Since we had remarkably high adherence results, we applied more exacting criteria by using MPR90. The proportion of adherent patients was still higher than in previous reports at 1 year (MPR90: 86.3% vs. MPR80: 38.4%)17. Moreover, the high adherence to biologic treatment was also maintained in our cohort during the second and third years.

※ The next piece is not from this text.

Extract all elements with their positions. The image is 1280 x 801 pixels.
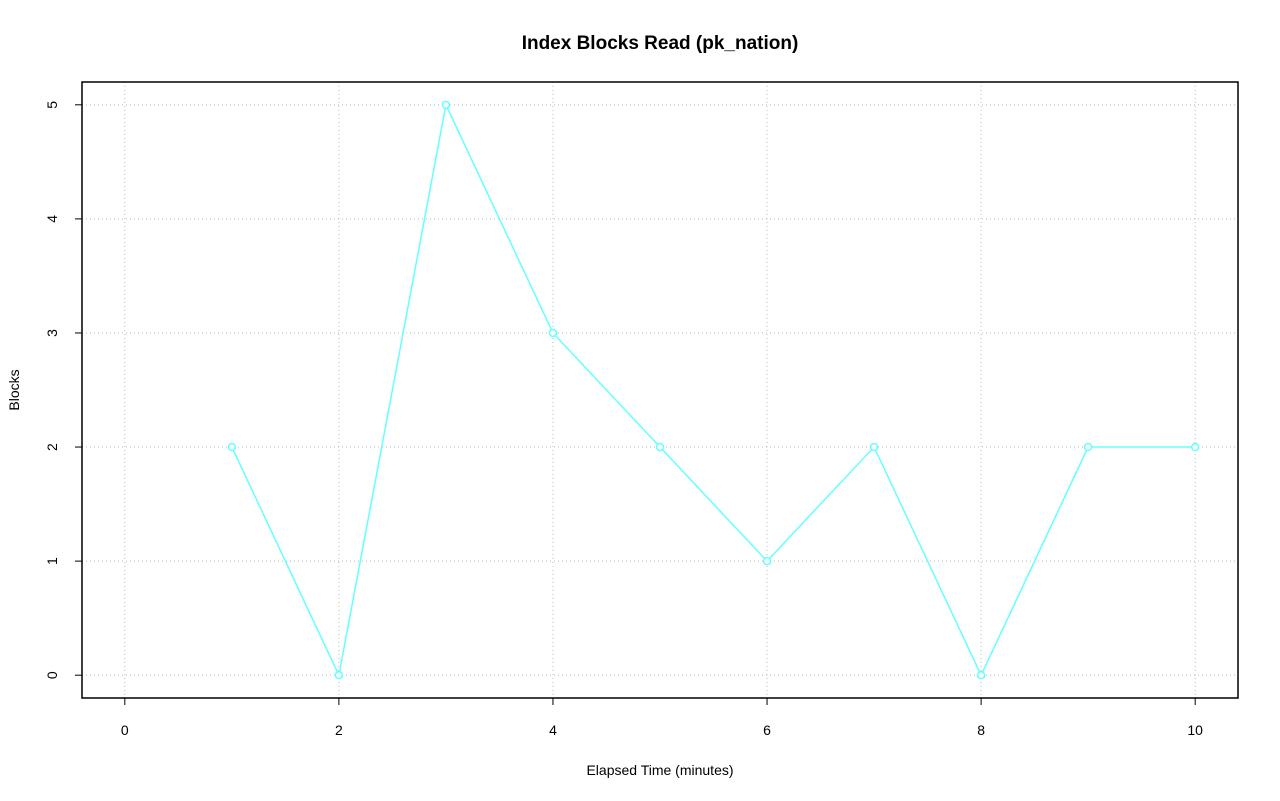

Based on the Wallace remission criteria at 6 and 12 months, MPR < 80 was related to a reduced probability of achieving a remission at 6 months, although this was not confirmed at 12 months, probably owing to the small number of patients with active disease at this time. At 6 months 3 out of 77 patients (3.89%) had a MPR < 80 and the proportion was even smaller at 12 months, 2 out of 66 patients (3%).

Limitations of our study

The major limitation of our study is the small sample size in a very heterogeneous disease such as JIA. It would be interesting to analyze each subcategory separately and compare them with each other. To do so, it is imperative that collaborative studies be designed to ensure sufficient patients in each JIA subcategory. Our study is also limited by its observational and retrospective study design, although this is the usual approach when studying persistence of and adherence to treatment.

Conclusions

Persistence of and adherence to biologic treatment in JIA were very good in our cohort. While the reasons for discontinuing biologic treatment vary, we found remission to be a frequent motive. Adherence to biologic treatments could be related to a higher probability of fulfilling the Wallace remission criteria at 6 months; however, this was not confirmed at 12 months.